Dental/Vision Procedures. Dental treatment can be expensive—think orthodontia and implants. While many employers may offer some coverage, it’s a given there will be out-of-pocket costs you’ll incur. And, eye care plans won’t cover the cost of LASIK, but your FSA will. So, if you’ve been wanting to correct your vision without the aid of glasses or contacts, or your needing to get that child braces, using those FSA funds is the way to go.
Health-boosting Supplements. While you cannot just walk into any health shop and pick up performance-enhancing powder or supplements and pay with your FSA card, your doctor may approve certain supplements and alternative options if they deem it to benefit your health and well-being.
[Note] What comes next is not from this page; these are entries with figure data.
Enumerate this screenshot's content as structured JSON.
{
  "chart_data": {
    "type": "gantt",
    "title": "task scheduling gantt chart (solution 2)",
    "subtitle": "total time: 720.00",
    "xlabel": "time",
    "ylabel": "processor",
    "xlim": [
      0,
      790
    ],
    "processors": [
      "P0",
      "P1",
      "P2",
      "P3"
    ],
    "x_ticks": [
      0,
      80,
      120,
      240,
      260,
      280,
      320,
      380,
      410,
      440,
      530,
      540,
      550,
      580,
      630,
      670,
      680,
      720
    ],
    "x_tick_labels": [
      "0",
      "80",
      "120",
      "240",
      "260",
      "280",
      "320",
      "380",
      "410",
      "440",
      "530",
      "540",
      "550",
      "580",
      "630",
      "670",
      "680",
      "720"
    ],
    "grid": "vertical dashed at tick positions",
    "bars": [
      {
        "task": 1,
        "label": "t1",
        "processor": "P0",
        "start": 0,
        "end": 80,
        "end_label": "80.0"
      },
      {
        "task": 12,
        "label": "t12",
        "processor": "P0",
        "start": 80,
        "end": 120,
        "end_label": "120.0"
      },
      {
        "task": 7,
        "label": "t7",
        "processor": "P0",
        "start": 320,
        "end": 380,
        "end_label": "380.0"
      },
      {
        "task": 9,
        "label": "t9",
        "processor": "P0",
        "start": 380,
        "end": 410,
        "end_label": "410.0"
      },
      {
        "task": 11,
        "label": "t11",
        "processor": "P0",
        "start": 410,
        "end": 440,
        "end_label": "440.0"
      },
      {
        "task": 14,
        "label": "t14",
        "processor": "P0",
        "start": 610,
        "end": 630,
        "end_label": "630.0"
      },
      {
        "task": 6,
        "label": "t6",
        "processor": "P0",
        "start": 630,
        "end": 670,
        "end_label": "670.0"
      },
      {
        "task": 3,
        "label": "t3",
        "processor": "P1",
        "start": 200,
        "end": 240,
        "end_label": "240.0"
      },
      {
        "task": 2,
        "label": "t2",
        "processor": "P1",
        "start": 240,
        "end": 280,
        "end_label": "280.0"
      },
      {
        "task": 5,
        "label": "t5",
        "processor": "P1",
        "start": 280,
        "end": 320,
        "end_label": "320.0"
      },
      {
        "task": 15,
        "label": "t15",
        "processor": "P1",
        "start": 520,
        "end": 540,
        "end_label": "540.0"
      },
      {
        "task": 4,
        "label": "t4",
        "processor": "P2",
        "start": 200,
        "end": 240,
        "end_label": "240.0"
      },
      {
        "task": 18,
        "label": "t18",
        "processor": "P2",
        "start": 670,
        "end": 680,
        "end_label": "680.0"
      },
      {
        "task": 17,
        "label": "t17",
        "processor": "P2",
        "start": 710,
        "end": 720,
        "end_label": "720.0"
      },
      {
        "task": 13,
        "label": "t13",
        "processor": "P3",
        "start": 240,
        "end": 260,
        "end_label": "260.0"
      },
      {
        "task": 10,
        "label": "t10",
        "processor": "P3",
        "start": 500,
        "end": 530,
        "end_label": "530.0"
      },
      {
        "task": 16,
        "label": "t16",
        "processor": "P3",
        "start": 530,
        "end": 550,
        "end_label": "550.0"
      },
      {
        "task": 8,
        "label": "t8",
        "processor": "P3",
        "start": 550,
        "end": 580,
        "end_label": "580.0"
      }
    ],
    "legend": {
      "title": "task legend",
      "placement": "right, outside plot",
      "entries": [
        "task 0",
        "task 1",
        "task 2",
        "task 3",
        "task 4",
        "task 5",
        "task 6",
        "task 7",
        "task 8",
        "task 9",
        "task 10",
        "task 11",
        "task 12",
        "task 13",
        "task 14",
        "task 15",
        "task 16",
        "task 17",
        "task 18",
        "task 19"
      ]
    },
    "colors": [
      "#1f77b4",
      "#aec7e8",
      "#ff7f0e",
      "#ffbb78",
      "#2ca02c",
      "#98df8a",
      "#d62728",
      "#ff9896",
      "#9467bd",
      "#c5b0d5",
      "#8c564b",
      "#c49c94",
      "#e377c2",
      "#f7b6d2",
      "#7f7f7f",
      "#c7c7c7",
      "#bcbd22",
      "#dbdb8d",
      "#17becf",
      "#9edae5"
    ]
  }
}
A signed doctor’s note will make these an FSA-eligible expense.
Smoking-cessation and Weight-Loss Programs. If your doctor approves you for one of these programs with a doctor’s note deeming it’s medically necessary to maintain your health, certain program costs can be reimbursed under an FSA.
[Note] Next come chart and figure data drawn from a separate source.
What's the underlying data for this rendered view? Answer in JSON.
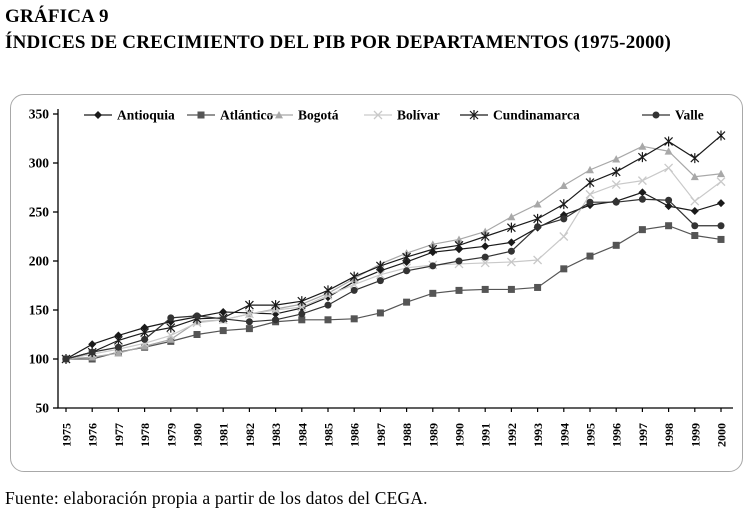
{
  "page": {
    "title_line1": "GRÁFICA 9",
    "title_line2": "ÍNDICES DE CRECIMIENTO DEL PIB POR DEPARTAMENTOS (1975-2000)",
    "source": "Fuente: elaboración propia a partir de los datos del CEGA."
  },
  "chart_data": {
    "type": "line",
    "title": "",
    "xlabel": "",
    "ylabel": "",
    "ylim": [
      50,
      350
    ],
    "yticks": [
      50,
      100,
      150,
      200,
      250,
      300,
      350
    ],
    "grid": false,
    "legend_position": "top",
    "x": [
      1975,
      1976,
      1977,
      1978,
      1979,
      1980,
      1981,
      1982,
      1983,
      1984,
      1985,
      1986,
      1987,
      1988,
      1989,
      1990,
      1991,
      1992,
      1993,
      1994,
      1995,
      1996,
      1997,
      1998,
      1999,
      2000
    ],
    "series": [
      {
        "name": "Antioquia",
        "marker": "diamond",
        "color": "#1a1a1a",
        "values": [
          100,
          115,
          124,
          132,
          138,
          143,
          148,
          147,
          146,
          152,
          163,
          179,
          190,
          199,
          209,
          212,
          215,
          219,
          234,
          247,
          257,
          261,
          270,
          256,
          251,
          259
        ]
      },
      {
        "name": "Atlántico",
        "marker": "square",
        "color": "#555555",
        "values": [
          100,
          100,
          107,
          112,
          118,
          125,
          129,
          131,
          138,
          140,
          140,
          141,
          147,
          158,
          167,
          170,
          171,
          171,
          173,
          192,
          205,
          216,
          232,
          236,
          226,
          222
        ]
      },
      {
        "name": "Bogotá",
        "marker": "triangle",
        "color": "#a8a8a8",
        "values": [
          100,
          102,
          106,
          113,
          120,
          138,
          140,
          146,
          151,
          156,
          167,
          182,
          197,
          208,
          217,
          222,
          230,
          245,
          258,
          277,
          293,
          304,
          317,
          312,
          286,
          289
        ]
      },
      {
        "name": "Bolívar",
        "marker": "x",
        "color": "#c9c9c9",
        "values": [
          100,
          105,
          110,
          116,
          124,
          137,
          140,
          146,
          150,
          153,
          165,
          176,
          186,
          193,
          196,
          197,
          198,
          199,
          201,
          225,
          268,
          278,
          282,
          295,
          261,
          281
        ]
      },
      {
        "name": "Cundinamarca",
        "marker": "asterisk",
        "color": "#1a1a1a",
        "values": [
          100,
          107,
          119,
          127,
          132,
          141,
          142,
          155,
          155,
          159,
          170,
          184,
          195,
          204,
          212,
          216,
          225,
          234,
          243,
          258,
          280,
          291,
          306,
          322,
          305,
          328
        ]
      },
      {
        "name": "Valle",
        "marker": "circle",
        "color": "#333333",
        "values": [
          100,
          107,
          112,
          120,
          142,
          144,
          141,
          138,
          140,
          146,
          155,
          170,
          180,
          190,
          195,
          200,
          204,
          210,
          235,
          243,
          260,
          260,
          263,
          262,
          236,
          236
        ]
      }
    ]
  }
}
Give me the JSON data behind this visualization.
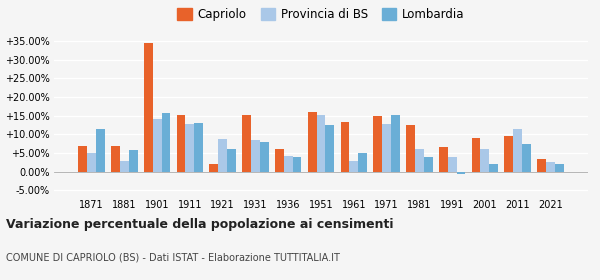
{
  "years": [
    1871,
    1881,
    1901,
    1911,
    1921,
    1931,
    1936,
    1951,
    1961,
    1971,
    1981,
    1991,
    2001,
    2011,
    2021
  ],
  "capriolo": [
    7.0,
    7.0,
    34.5,
    15.2,
    2.0,
    15.2,
    6.0,
    16.0,
    13.3,
    14.8,
    12.5,
    6.7,
    9.0,
    9.5,
    3.5
  ],
  "provincia_bs": [
    5.0,
    3.0,
    14.0,
    12.8,
    8.8,
    8.5,
    4.3,
    15.2,
    3.0,
    12.8,
    6.2,
    4.0,
    6.0,
    11.5,
    2.5
  ],
  "lombardia": [
    11.5,
    5.8,
    15.8,
    13.1,
    6.0,
    8.0,
    4.0,
    12.5,
    5.0,
    15.3,
    4.0,
    -0.5,
    2.0,
    7.5,
    2.2
  ],
  "color_capriolo": "#e8622a",
  "color_provincia": "#aac8e8",
  "color_lombardia": "#6aaed6",
  "title": "Variazione percentuale della popolazione ai censimenti",
  "subtitle": "COMUNE DI CAPRIOLO (BS) - Dati ISTAT - Elaborazione TUTTITALIA.IT",
  "yticks": [
    -5,
    0,
    5,
    10,
    15,
    20,
    25,
    30,
    35
  ],
  "ylim": [
    -6.5,
    37
  ],
  "background_color": "#f5f5f5"
}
Talk to Your HR Department
When the IRS loosened guidelines a few years ago, they also made it possible for participants to carry over $500 to the next year. Ask Human Resources if your employer offers this, or if they provide a grace period (March 15 of the following year) to turn in receipts and use up funds. Employers can only adopt one of these two policies though. Plan for the Coming Year
Analyze the out-of-pocket expenses you incurred this year and make the necessary adjustments to allocate what you believe you’ll need for the coming year. Take advantage of the slightly higher contribution limit for 2018. If your company offers a FSA that covers dependent care, familiarize yourself with those eligible expenses and research whether it would be to your advantage to contribute to as well.
Flexible Spending/Saving Accounts can be a great employee benefit offering tax advantages for employees that have a high-deductible plan or use a lot of medical. As a participant, using the strategies listed above will help you make the most out of your FSA.